To prove the point I was making (that we can reduce task latency with
SCHED_IDLE), I created 3 different tests on my hikey board (octa-core,
2 clusters, 0-3 and 4-7). The cpufreq governor was set to performance
to avoid any side affects from CPU frequency.

Test 1: 1-cfs-task:

A single SCHED_NORMAL task is pinned to CPU5 which runs for 2333 us
out of 7777 us (so gives time for the cluster to go in deep idle
state).

Test 2: 1-cfs-1-idle-task:

A single SCHED_NORMAL task is pinned on CPU5 and single SCHED_IDLE
task is pinned on CPU6 (to make sure cluster 1 doesn't go in deep idle
state).

Test 3: 1-cfs-8-idle-task:

A single SCHED_NORMAL task is pinned on CPU5 and eight SCHED_IDLE
tasks are created which run forever (not pinned anywhere, so they run
on all CPUs). Checked with kernelshark that as soon as NORMAL task
sleeps, the SCHED_IDLE task starts running on CPU5.
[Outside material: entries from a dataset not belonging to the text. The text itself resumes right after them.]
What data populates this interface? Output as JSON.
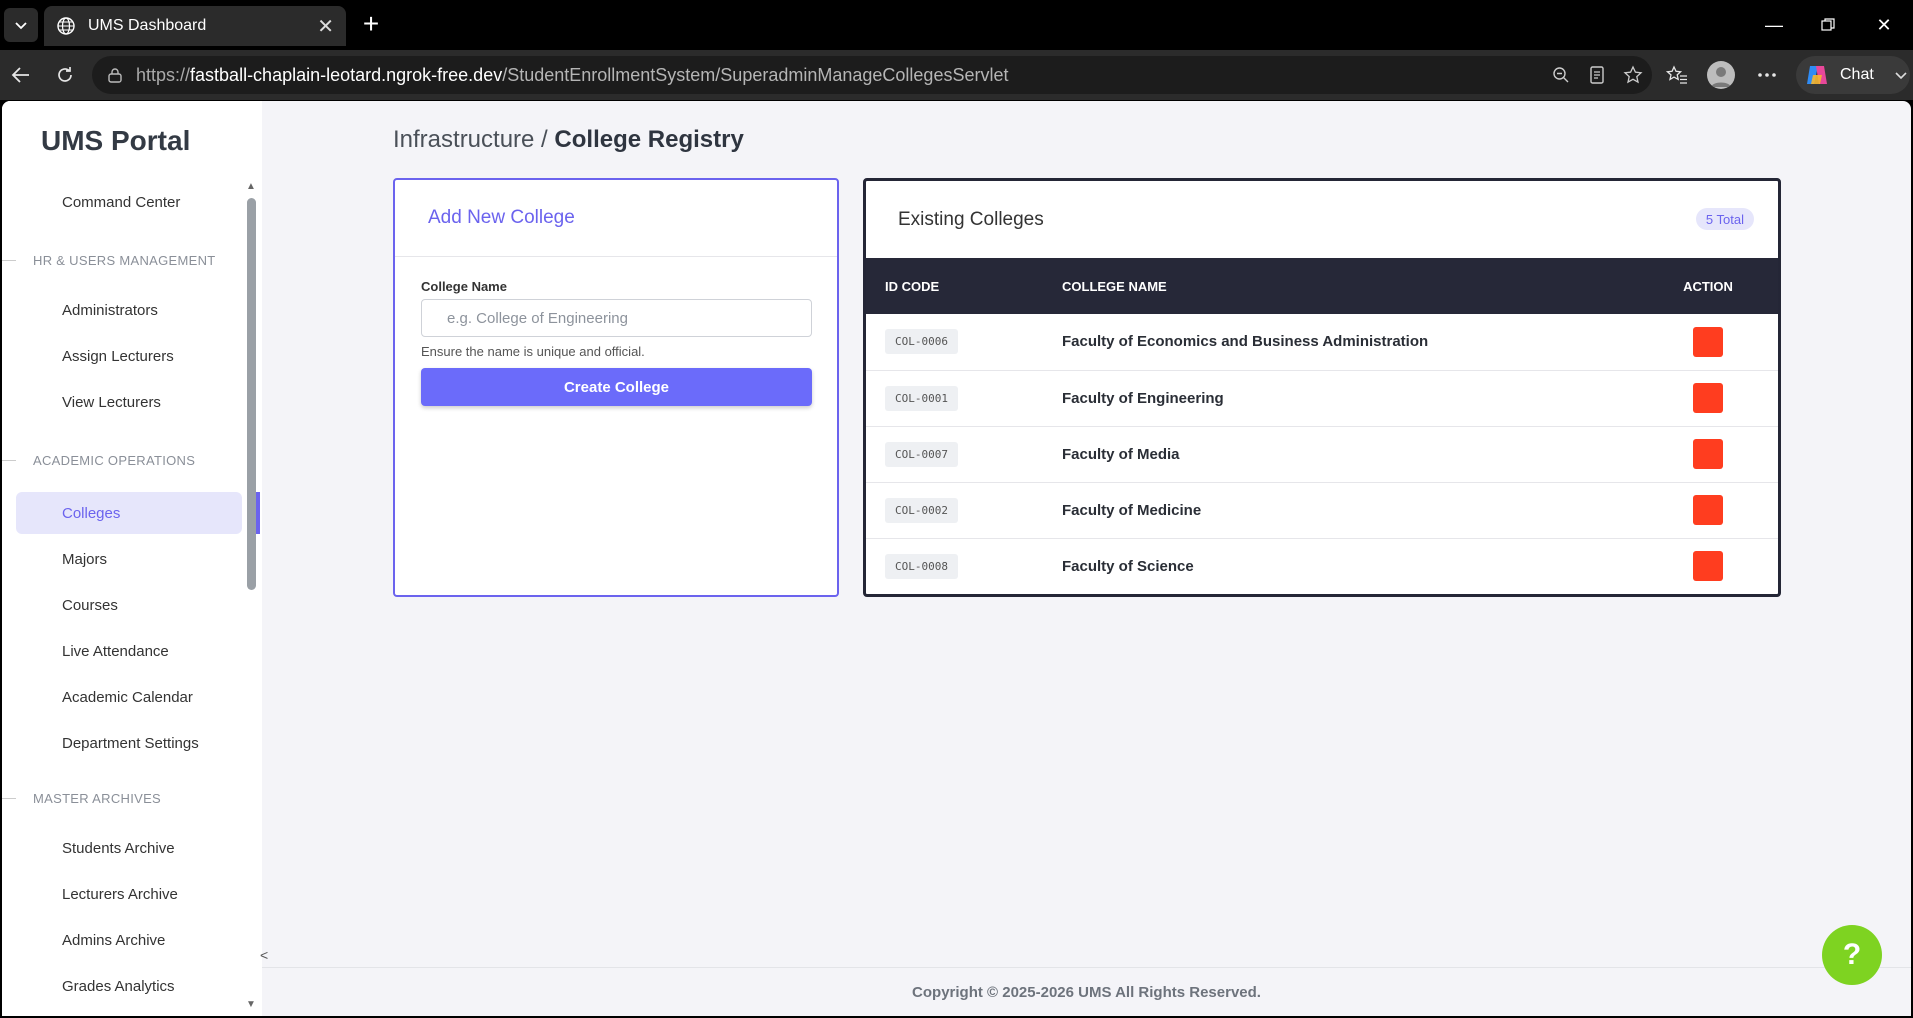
{
  "browser": {
    "tab_title": "UMS Dashboard",
    "url_scheme": "https://",
    "url_host": "fastball-chaplain-leotard.ngrok-free.dev",
    "url_path": "/StudentEnrollmentSystem/SuperadminManageCollegesServlet",
    "chat_label": "Chat"
  },
  "sidebar": {
    "brand": "UMS Portal",
    "command_center": "Command Center",
    "sections": {
      "hr": "HR & USERS MANAGEMENT",
      "academic": "ACADEMIC OPERATIONS",
      "archives": "MASTER ARCHIVES"
    },
    "hr_items": [
      "Administrators",
      "Assign Lecturers",
      "View Lecturers"
    ],
    "academic_items": [
      "Colleges",
      "Majors",
      "Courses",
      "Live Attendance",
      "Academic Calendar",
      "Department Settings"
    ],
    "archive_items": [
      "Students Archive",
      "Lecturers Archive",
      "Admins Archive",
      "Grades Analytics"
    ],
    "active_item": "Colleges",
    "collapse_glyph": "<"
  },
  "breadcrumb": {
    "parent": "Infrastructure",
    "separator": " / ",
    "current": "College Registry"
  },
  "add_form": {
    "title": "Add New College",
    "field_label": "College Name",
    "field_value": "",
    "field_placeholder": "e.g. College of Engineering",
    "help_text": "Ensure the name is unique and official.",
    "submit_label": "Create College"
  },
  "college_list": {
    "title": "Existing Colleges",
    "total_badge": "5 Total",
    "columns": [
      "ID CODE",
      "COLLEGE NAME",
      "ACTION"
    ],
    "rows": [
      {
        "id": "COL-0006",
        "name": "Faculty of Economics and Business Administration"
      },
      {
        "id": "COL-0001",
        "name": "Faculty of Engineering"
      },
      {
        "id": "COL-0007",
        "name": "Faculty of Media"
      },
      {
        "id": "COL-0002",
        "name": "Faculty of Medicine"
      },
      {
        "id": "COL-0008",
        "name": "Faculty of Science"
      }
    ]
  },
  "footer": {
    "copyright": "Copyright © 2025-2026 UMS All Rights Reserved."
  },
  "help_fab": {
    "label": "?"
  },
  "colors": {
    "accent": "#6b63ee",
    "primary_button": "#6b6bfa",
    "table_header": "#262838",
    "delete": "#ff3d1f",
    "help_fab": "#7ed321"
  }
}
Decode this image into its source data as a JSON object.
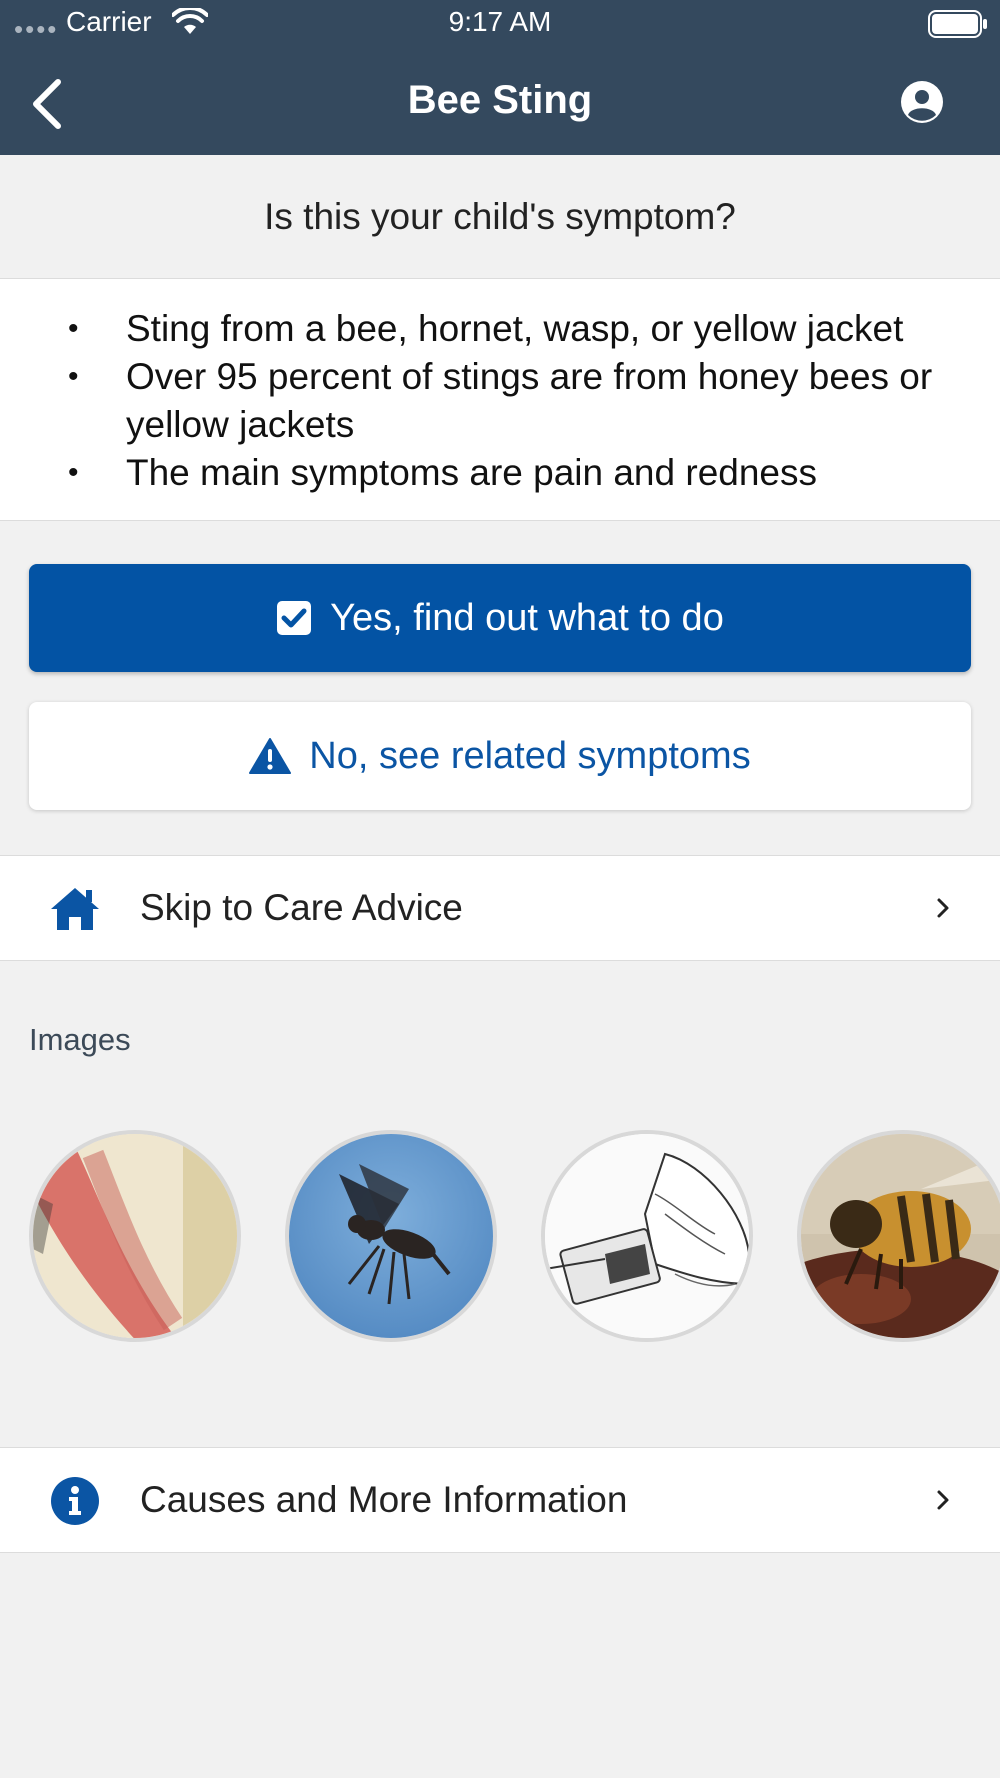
{
  "status": {
    "carrier": "Carrier",
    "time": "9:17 AM"
  },
  "header": {
    "title": "Bee Sting"
  },
  "question": "Is this your child's symptom?",
  "description": [
    "Sting from a bee, hornet, wasp, or yellow jacket",
    "Over 95 percent of stings are from honey bees or yellow jackets",
    "The main symptoms are pain and redness"
  ],
  "actions": {
    "yes_label": "Yes, find out what to do",
    "no_label": "No, see related symptoms"
  },
  "skip_row": {
    "label": "Skip to Care Advice",
    "icon": "home-icon"
  },
  "images_section": {
    "title": "Images"
  },
  "info_row": {
    "label": "Causes and More Information",
    "icon": "info-icon"
  },
  "colors": {
    "header_bg": "#34495e",
    "primary": "#0353a4",
    "page_bg": "#f1f1f1"
  }
}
And here are the results on mean latency (in us), using the "st" tool.

$ st 1-cfs-task/rt-app-cfs_thread-0.log
N min max sum mean stddev
642 90 592 197180 307.134 109.906

$ st 1-cfs-1-idle-task/rt-app-cfs_thread-0.log
N min max sum mean stddev
642 67 311 113850 177.336 41.4251

$ st 1-cfs-8-idle-task/rt-app-cfs_thread-0.log
N min max sum mean stddev
643 29 173 41364 64.3297 13.2344


The mean latency when:
- we need to wakeup from deep idle state is 307 us
- we need to wakeup from shallow idle state is 177 us
- we need to preempt a SCHED_IDLE task is 64 us

So the theory looks correct, we should probably prefer SCHED_IDLE CPUs
both for power and performance :)

> find_idlest_group_cpu is generally from
> a fork() context where it's not particularly performance critical.
> select_idle_sibling and the helpers it uses is wakeup context where is
> is often much more critical to wake quickly than find the best CPU.

I agree. We must find the best CPU here. But won't a SCHED_IDLE cpu be
the best ? After all that is the one in shallowest idle state and so
better for power :)

--
viresh